Понимая, что не время сейчас вести философские беседы, они замолчали и, сориентировавшись по карте, начали уходить на восток, все углубляясь и углубляясь в лес, освещаемый чистой, словно небесный родник, по-цыгански щедрой луной.
Под утро, после изнурительного марш-броска по хитросплетениям лесных оврагов, они неожиданно наткнулись на хорошо замаскированную землянку. Стены ее были старательно обшиты бревнами, крыша имела два толстых наката, жестяная труба выходила в полый, полуистлевший ствол дерева.
– Ты что, знал о ее существовании? – недоверчиво поинтересовался Меринов. – Специально вел к ней?
– Кабы специально, вряд ли нашел бы и через трое суток. Ты же видишь, по каким овражным лабиринтам пришлось шастать.
– А не окажется, что утром сюда заявится хозяин? – осматривал капитан при свете фонарика прочные двухэтажные нары, бревенчатый перестенок, разделявший эту большую землянку на две части; вход в небольшое подземелье, служившее своеобразным погребком.
– По-моему, мы набрели на пристанище какого-то беглого уголовника.
– Не похоже. Строили по-армейски.
– Точно, слишком старательно прилаживали. Тогда что же, готовились к партизанской войне на случай захвата немцами Москвы?

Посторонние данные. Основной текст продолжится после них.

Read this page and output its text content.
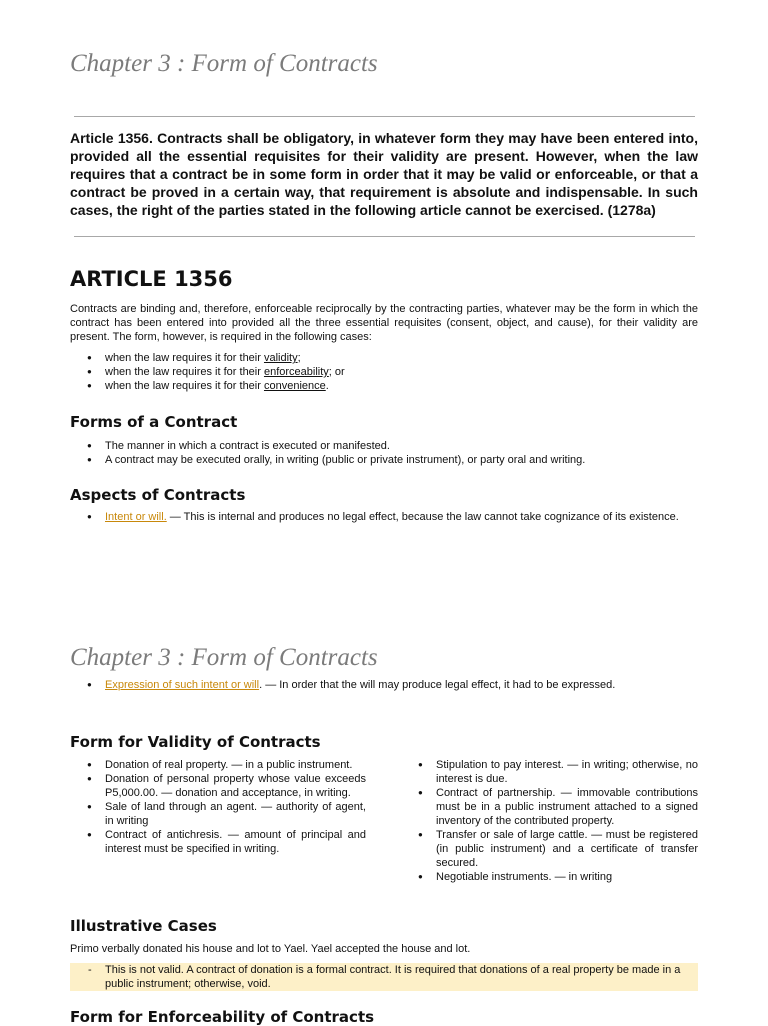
Chapter 3 : Form of Contracts
Article 1356. Contracts shall be obligatory, in whatever form they may have been entered into, provided all the essential requisites for their validity are present. However, when the law requires that a contract be in some form in order that it may be valid or enforceable, or that a contract be proved in a certain way, that requirement is absolute and indispensable. In such cases, the right of the parties stated in the following article cannot be exercised. (1278a)
ARTICLE 1356
Contracts are binding and, therefore, enforceable reciprocally by the contracting parties, whatever may be the form in which the contract has been entered into provided all the three essential requisites (consent, object, and cause), for their validity are present. The form, however, is required in the following cases:
● when the law requires it for their validity;
● when the law requires it for their enforceability; or
● when the law requires it for their convenience.
Forms of a Contract
● The manner in which a contract is executed or manifested.
● A contract may be executed orally, in writing (public or private instrument), or party oral and writing.
Aspects of Contracts
● Intent or will. — This is internal and produces no legal effect, because the law cannot take cognizance of its existence.
Chapter 3 : Form of Contracts
● Expression of such intent or will. — In order that the will may produce legal effect, it had to be expressed.
Form for Validity of Contracts
● Donation of real property. — in a public instrument.
● Donation of personal property whose value exceeds P5,000.00. — donation and acceptance, in writing.
● Sale of land through an agent. — authority of agent, in writing
● Contract of antichresis. — amount of principal and interest must be specified in writing.
● Stipulation to pay interest. — in writing; otherwise, no interest is due.
● Contract of partnership. — immovable contributions must be in a public instrument attached to a signed inventory of the contributed property.
● Transfer or sale of large cattle. — must be registered (in public instrument) and a certificate of transfer secured.
● Negotiable instruments. — in writing
Illustrative Cases
Primo verbally donated his house and lot to Yael. Yael accepted the house and lot.
- This is not valid. A contract of donation is a formal contract. It is required that donations of a real property be made in a public instrument; otherwise, void.
Form for Enforceability of Contracts
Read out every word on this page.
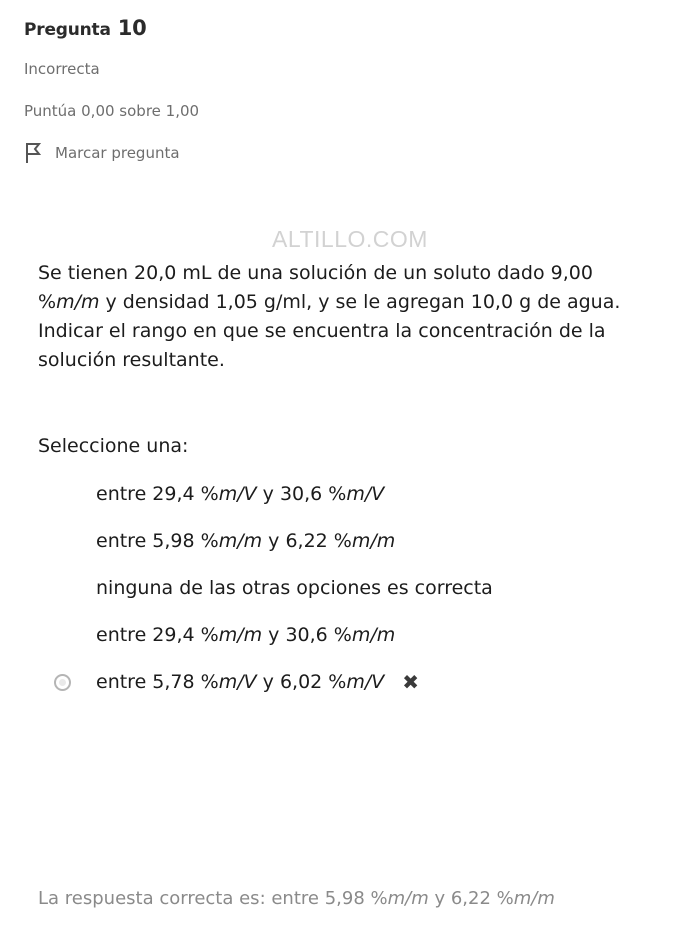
Pregunta 10
Incorrecta
Puntúa 0,00 sobre 1,00
Marcar pregunta
ALTILLO.COM
Se tienen 20,0 mL de una solución de un soluto dado 9,00 %m/m y densidad 1,05 g/ml, y se le agregan 10,0 g de agua. Indicar el rango en que se encuentra la concentración de la solución resultante.
Seleccione una:
entre 29,4 %m/V y 30,6 %m/V
entre 5,98 %m/m y 6,22 %m/m
ninguna de las otras opciones es correcta
entre 29,4 %m/m y 30,6 %m/m
entre 5,78 %m/V y 6,02 %m/V ✖
La respuesta correcta es: entre 5,98 %m/m y 6,22 %m/m
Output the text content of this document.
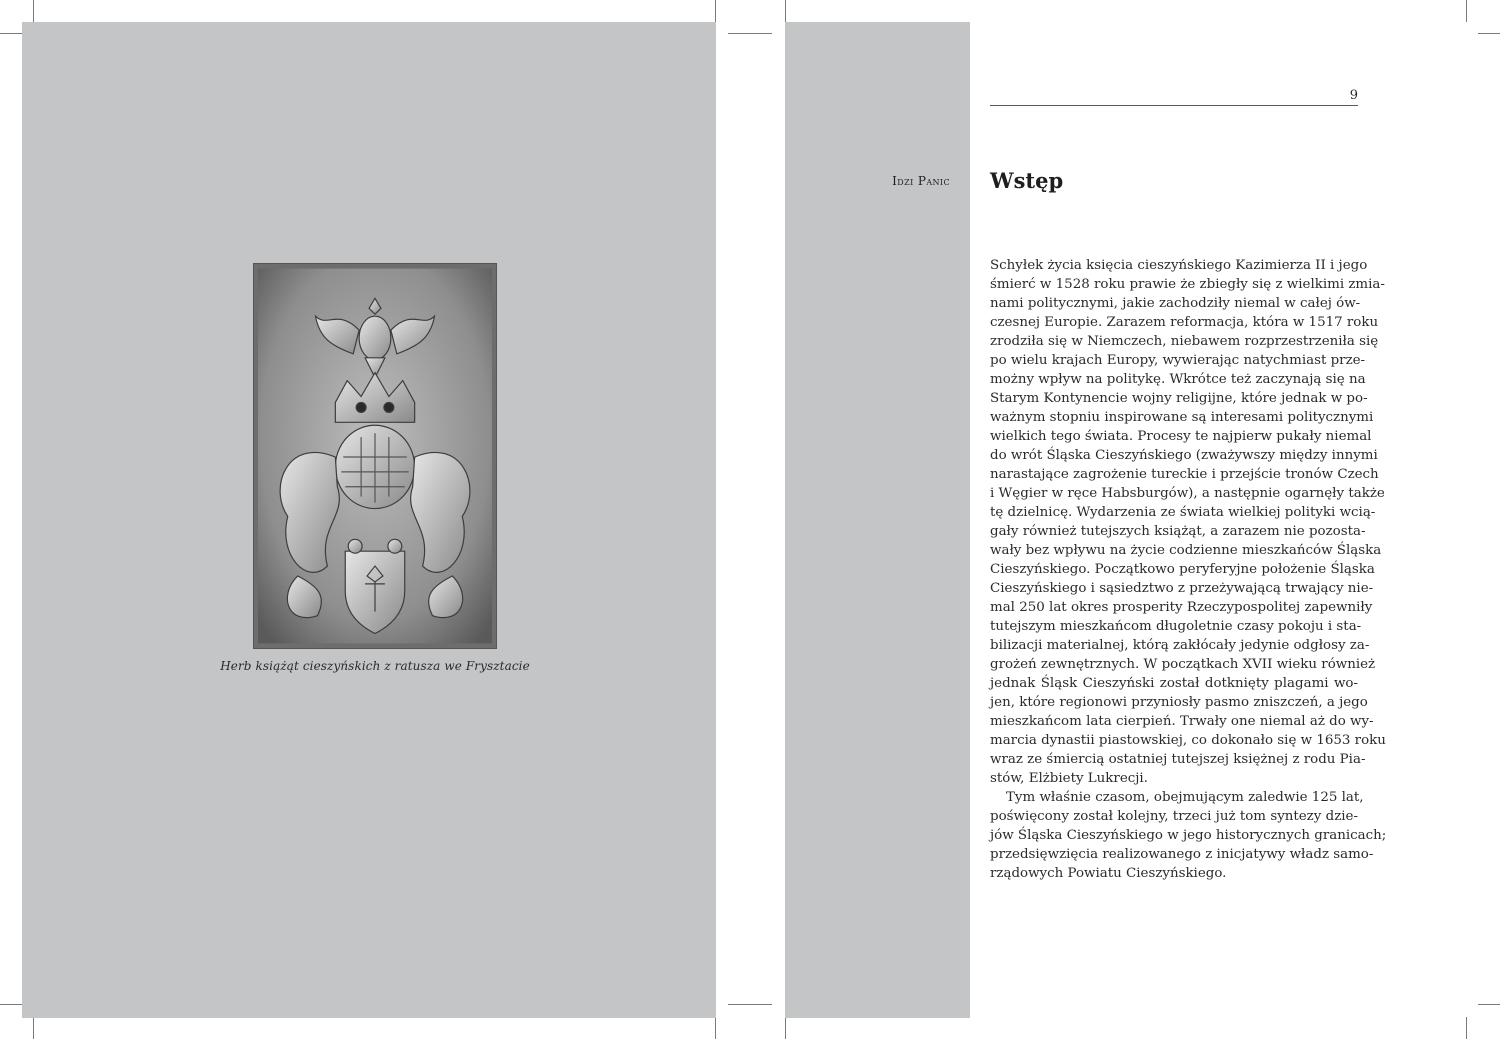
Herb książąt cieszyńskich z ratusza we Frysztacie
9
Idzi Panic Wstęp
Schyłek życia księcia cieszyńskiego Kazimierza II i jego
śmierć w 1528 roku prawie że zbiegły się z wielkimi zmia-
nami politycznymi, jakie zachodziły niemal w całej ów-
czesnej Europie. Zarazem reformacja, która w 1517 roku
zrodziła się w Niemczech, niebawem rozprzestrzeniła się
po wielu krajach Europy, wywierając natychmiast prze-
możny wpływ na politykę. Wkrótce też zaczynają się na
Starym Kontynencie wojny religijne, które jednak w po-
ważnym stopniu inspirowane są interesami politycznymi
wielkich tego świata. Procesy te najpierw pukały niemal
do wrót Śląska Cieszyńskiego (zważywszy między innymi
narastające zagrożenie tureckie i przejście tronów Czech
i Węgier w ręce Habsburgów), a następnie ogarnęły także
tę dzielnicę. Wydarzenia ze świata wielkiej polityki wcią-
gały również tutejszych książąt, a zarazem nie pozosta-
wały bez wpływu na życie codzienne mieszkańców Śląska
Cieszyńskiego. Początkowo peryferyjne położenie Śląska
Cieszyńskiego i sąsiedztwo z przeżywającą trwający nie-
mal 250 lat okres prosperity Rzeczypospolitej zapewniły
tutejszym mieszkańcom długoletnie czasy pokoju i sta-
bilizacji materialnej, którą zakłócały jedynie odgłosy za-
grożeń zewnętrznych. W początkach XVII wieku również
jednak Śląsk Cieszyński został dotknięty plagami wo-
jen, które regionowi przyniosły pasmo zniszczeń, a jego
mieszkańcom lata cierpień. Trwały one niemal aż do wy-
marcia dynastii piastowskiej, co dokonało się w 1653 roku
wraz ze śmiercią ostatniej tutejszej księżnej z rodu Pia-
stów, Elżbiety Lukrecji.
Tym właśnie czasom, obejmującym zaledwie 125 lat,
poświęcony został kolejny, trzeci już tom syntezy dzie-
jów Śląska Cieszyńskiego w jego historycznych granicach;
przedsięwzięcia realizowanego z inicjatywy władz samo-
rządowych Powiatu Cieszyńskiego.
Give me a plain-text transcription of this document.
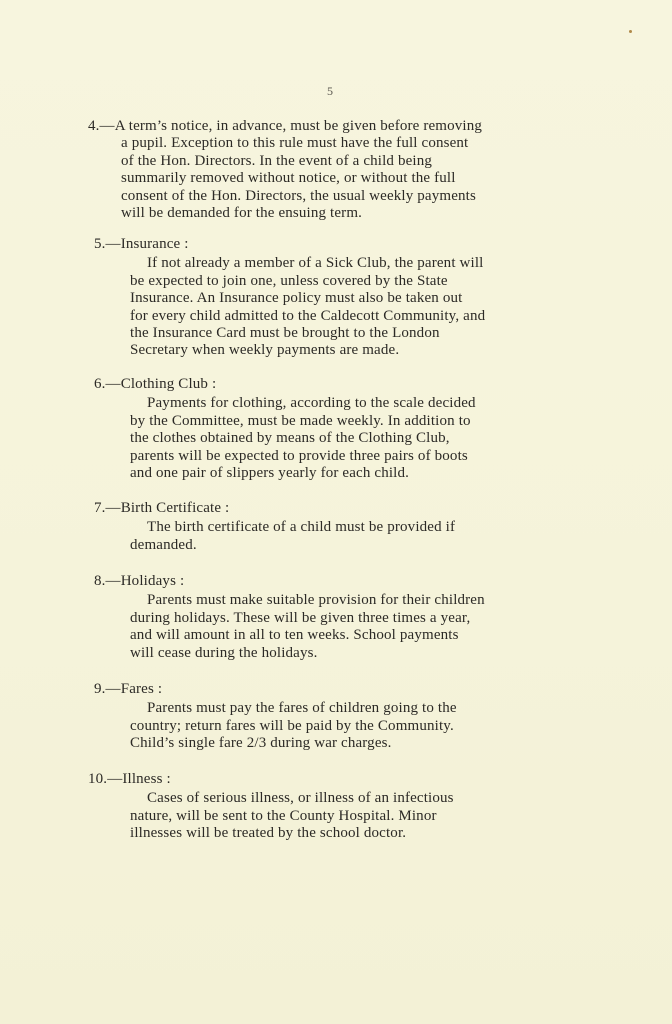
5
4.—A term’s notice, in advance, must be given before removing
a pupil. Exception to this rule must have the full consent
of the Hon. Directors. In the event of a child being
summarily removed without notice, or without the full
consent of the Hon. Directors, the usual weekly payments
will be demanded for the ensuing term.
5.—Insurance :
If not already a member of a Sick Club, the parent will
be expected to join one, unless covered by the State
Insurance. An Insurance policy must also be taken out
for every child admitted to the Caldecott Community, and
the Insurance Card must be brought to the London
Secretary when weekly payments are made.
6.—Clothing Club :
Payments for clothing, according to the scale decided
by the Committee, must be made weekly. In addition to
the clothes obtained by means of the Clothing Club,
parents will be expected to provide three pairs of boots
and one pair of slippers yearly for each child.
7.—Birth Certificate :
The birth certificate of a child must be provided if
demanded.
8.—Holidays :
Parents must make suitable provision for their children
during holidays. These will be given three times a year,
and will amount in all to ten weeks. School payments
will cease during the holidays.
9.—Fares :
Parents must pay the fares of children going to the
country; return fares will be paid by the Community.
Child’s single fare 2/3 during war charges.
10.—Illness :
Cases of serious illness, or illness of an infectious
nature, will be sent to the County Hospital. Minor
illnesses will be treated by the school doctor.
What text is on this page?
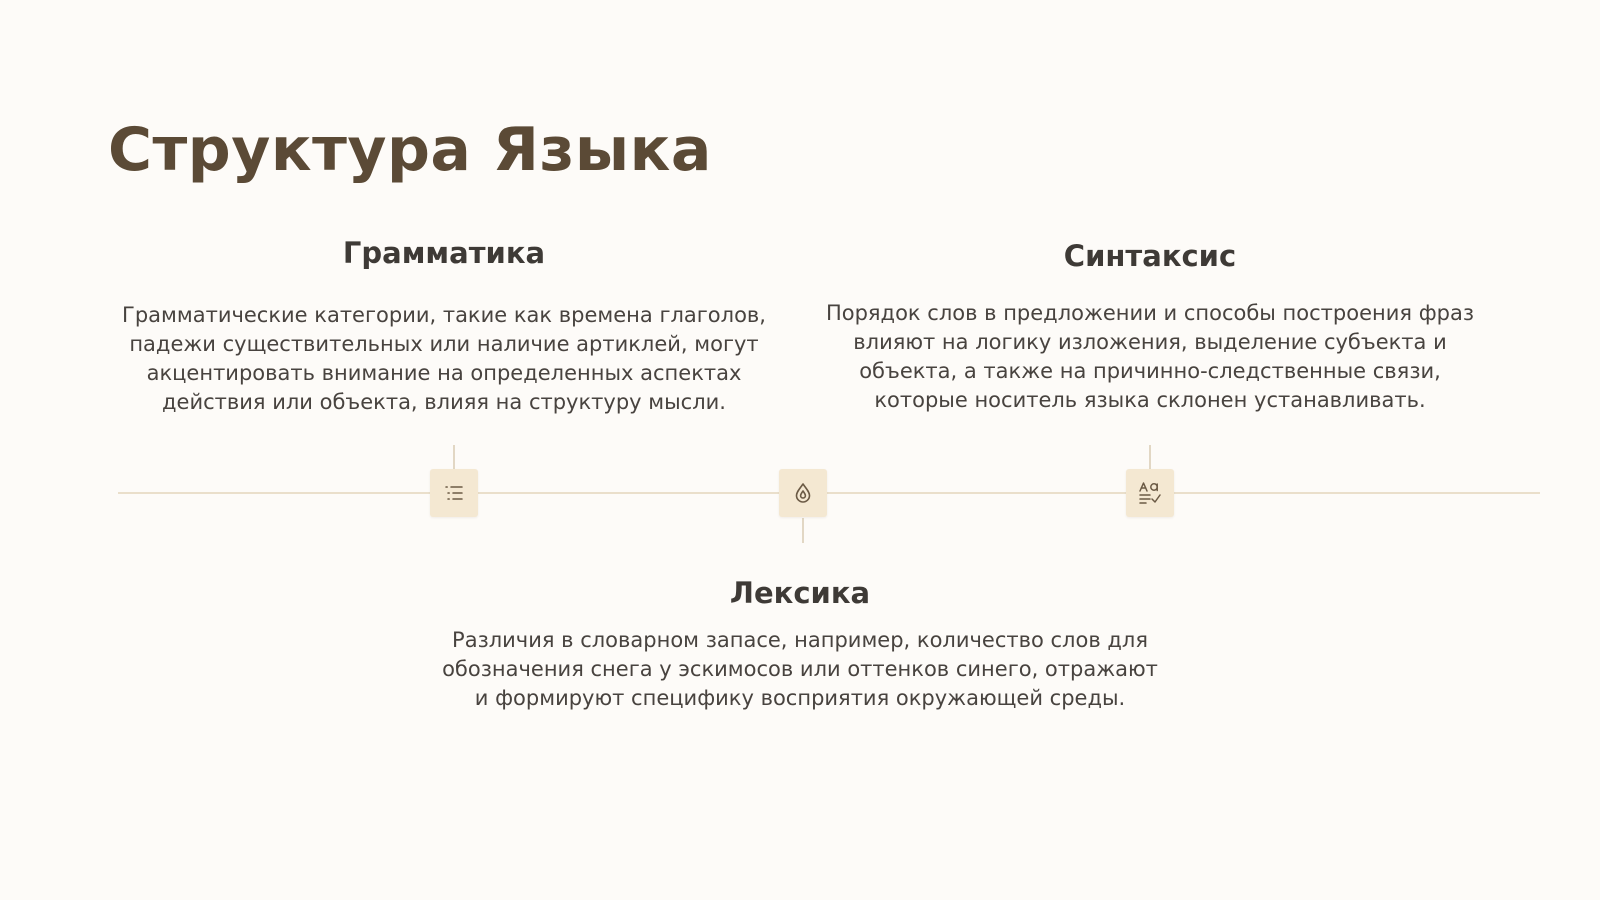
Структура Языка
Грамматика

Грамматические категории, такие как времена глаголов, падежи существительных или наличие артиклей, могут акцентировать внимание на определенных аспектах действия или объекта, влияя на структуру мысли.

Синтаксис

Порядок слов в предложении и способы построения фраз влияют на логику изложения, выделение субъекта и объекта, а также на причинно-следственные связи, которые носитель языка склонен устанавливать.

Лексика

Различия в словарном запасе, например, количество слов для обозначения снега у эскимосов или оттенков синего, отражают и формируют специфику восприятия окружающей среды.
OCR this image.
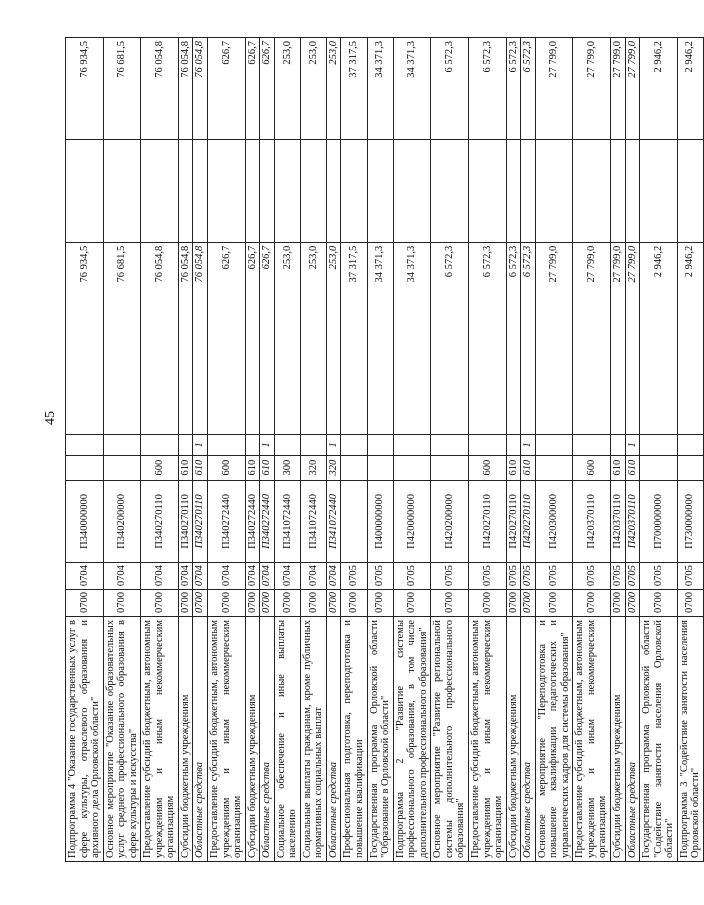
45
Подпрограмма 4 "Оказание государственных услуг в сфере культуры, отраслевого образования и архивного дела Орловской области"	0700	0704	П340000000			76 934,5		76 934,5
Основное мероприятие "Оказание образовательных услуг среднего профессионального образования в сфере культуры и искусства"	0700	0704	П340200000			76 681,5		76 681,5
Предоставление субсидий бюджетным, автономным учреждениям и иным некоммерческим организациям	0700	0704	П340270110	600		76 054,8		76 054,8
Субсидии бюджетным учреждениям	0700	0704	П340270110	610		76 054,8		76 054,8
Областные средства	0700	0704	П340270110	610	1	76 054,8		76 054,8
Предоставление субсидий бюджетным, автономным учреждениям и иным некоммерческим организациям	0700	0704	П340272440	600		626,7		626,7
Субсидии бюджетным учреждениям	0700	0704	П340272440	610		626,7		626,7
Областные средства	0700	0704	П340272440	610	1	626,7		626,7
Социальное обеспечение и иные выплаты населению	0700	0704	П341072440	300		253,0		253,0
Социальные выплаты гражданам, кроме публичных нормативных социальных выплат	0700	0704	П341072440	320		253,0		253,0
Областные средства	0700	0704	П341072440	320	1	253,0		253,0
Профессиональная подготовка, переподготовка и повышение квалификации	0700	0705				37 317,5		37 317,5
Государственная программа Орловской области "Образование в Орловской области"	0700	0705	П400000000			34 371,3		34 371,3
Подпрограмма 2 "Развитие системы профессионального образования, в том числе дополнительного профессионального образования"	0700	0705	П420000000			34 371,3		34 371,3
Основное мероприятие "Развитие региональной системы дополнительного профессионального образования"	0700	0705	П420200000			6 572,3		6 572,3
Предоставление субсидий бюджетным, автономным учреждениям и иным некоммерческим организациям	0700	0705	П420270110	600		6 572,3		6 572,3
Субсидии бюджетным учреждениям	0700	0705	П420270110	610		6 572,3		6 572,3
Областные средства	0700	0705	П420270110	610	1	6 572,3		6 572,3
Основное мероприятие "Переподготовка и повышение квалификации педагогических и управленческих кадров для системы образования"	0700	0705	П420300000			27 799,0		27 799,0
Предоставление субсидий бюджетным, автономным учреждениям и иным некоммерческим организациям	0700	0705	П420370110	600		27 799,0		27 799,0
Субсидии бюджетным учреждениям	0700	0705	П420370110	610		27 799,0		27 799,0
Областные средства	0700	0705	П420370110	610	1	27 799,0		27 799,0
Государственная программа Орловской области "Содействие занятости населения Орловской области"	0700	0705	П700000000			2 946,2		2 946,2
Подпрограмма 3 "Содействие занятости населения Орловской области"	0700	0705	П730000000			2 946,2		2 946,2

– Это другой разговор. Рядом с ней должен был бы появиться целый партизанский лагерь. И не похоже, чтобы с той поры, когда надобность в ней отпала, ее очень уж разграбили.
Землянка оказалась на удивление сухой. Довольно объемистая печка-буржуйка, столь знакомая обоим русским, очень быстро наполнила ее теплом, сладостной усталостью и тягостными воспоминаниями.
С непростительной в их положении беспечностью, позабыв о печке и не позаботившись о дежурстве, диверсанты уснули бесшабашным сном лесоповальщиков, для которых жизнь начиналась с того момента, когда они добирались до нар и погружались в забытье.
15
Командир «ликвидационной», как ее называли в лагере, команды явился в санитарное отделение лишь через неделю. Когда Беркут уже потерял надежду когда-либо увидеть его.
К тому времени в блоке, который только в издевку над его обитателями можно было назвать «санитарным» и который был рассчитан на пятьдесят мест, оставалось лишь трое обитателей: староста одного из бараков, избежавший ликвидации, очевидно, благодаря своему усердному служению лагерному начальству; да лагерный парикмахер и фотограф, поляк по национальности, которого свалила гипертония и которого, как он сам считал, завтра должны были увезти туда, куда увозили всех остальных обитателей этой «преисподней медицины».
Третьим оказался Беркут, записанный теперь как Борисов Владимир Степанович, бывший красноармеец, ныне рабочий похоронной команды, зарегистрированный под лагерным номером 116343.
Увидев обер-лейтенанта, староста и парикмахер довольно прытко, насколько были способны на это, поднялись со своих нар и застыли, словно по команде «смирно». Беркут же так и остался стоять у затянутого стальной сеткой окна, из которого видна была часть лагерного двора, в совершенно непринужденной позе. Лишь чуть повернулся лицом, чтобы хоть краешком глаза видеть вошедшего.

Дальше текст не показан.